Yes. New York is a pure comparative negligence state under CPLR §1411. Even if you were 90% at fault, you can still recover 10% of your damages. (A pending 2026 budget proposal would change this to a 51% bar — meaning a plaintiff who is more than 50% at fault would recover nothing — but that hasn't passed.) Insurance carriers routinely try to inflate the injured driver's percentage of fault to reduce payouts. The percentage assignment is decided by the jury at trial (or negotiated during settlement); it isn't fixed by the police accident report and isn't binding even when the report assigns fault. Reporting practice and the actual legal apportionment are separate questions.

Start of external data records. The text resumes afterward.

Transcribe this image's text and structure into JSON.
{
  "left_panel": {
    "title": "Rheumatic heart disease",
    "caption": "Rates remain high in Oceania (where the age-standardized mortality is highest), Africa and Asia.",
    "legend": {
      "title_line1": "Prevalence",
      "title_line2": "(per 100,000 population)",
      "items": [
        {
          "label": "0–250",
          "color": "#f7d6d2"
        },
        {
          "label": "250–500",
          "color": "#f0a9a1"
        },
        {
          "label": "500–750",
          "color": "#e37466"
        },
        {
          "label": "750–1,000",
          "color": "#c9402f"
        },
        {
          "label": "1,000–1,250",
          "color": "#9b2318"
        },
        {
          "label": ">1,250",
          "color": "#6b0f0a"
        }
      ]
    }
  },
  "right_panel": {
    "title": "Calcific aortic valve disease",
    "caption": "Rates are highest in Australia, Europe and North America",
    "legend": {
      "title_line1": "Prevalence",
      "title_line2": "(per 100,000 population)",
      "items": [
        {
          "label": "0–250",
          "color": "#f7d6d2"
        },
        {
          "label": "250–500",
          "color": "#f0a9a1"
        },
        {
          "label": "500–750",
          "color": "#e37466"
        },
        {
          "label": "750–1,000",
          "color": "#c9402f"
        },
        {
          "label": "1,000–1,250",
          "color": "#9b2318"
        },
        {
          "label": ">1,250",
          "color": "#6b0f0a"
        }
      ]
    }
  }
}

Who can file a wrongful death claim in New York?

Under EPTL §5-4.1, only the personal representative (executor or administrator) of the deceased's estate can bring a wrongful death action — not the deceased's family directly. The estate is opened in Surrogate's Court of the county where the deceased lived. Damages flow to the spouse, children, parents, and other distributees defined under EPTL §4-1.1. Recoverable damages include loss of financial support, loss of parental guidance for surviving children, and conscious pre-death pain and suffering (recovered through a separate "survival action" under EPTL §11-3.2). New York is unusual in NOT allowing surviving family members to recover for their own emotional grief — only economic losses to the estate. The wrongful-death two-year statute of limitations is shorter than the three-year personal-injury statute, so the deadline is critical.

How do I get a copy of the police accident report?

If local police responded to the scene, the report is filed under an MV-104A form. In New York State, you can request a copy through the DMV at https://dmv.ny.gov/vehicle-safety/get-copy-accident-report (roughly $7 online, $10 by mail) once the responding agency has uploaded it to the state system, which usually takes 5-10 business days. NCPD and SCPD also have their own direct-request processes through the precinct that responded. If you weren't injured but the property damage exceeded $1,000, New York VTL §605 requires you (the driver) to file your own MV-104 report with the DMV within 10 days regardless of whether police responded.

Disclaimer: Incident information on this page is compiled from public sources including police reports, traffic agencies, and news outlets. It is provided for informational purposes only and may not reflect the most current status of this incident. Do not rely on this information for legal, insurance, or emergency decisions. For emergencies, call 911.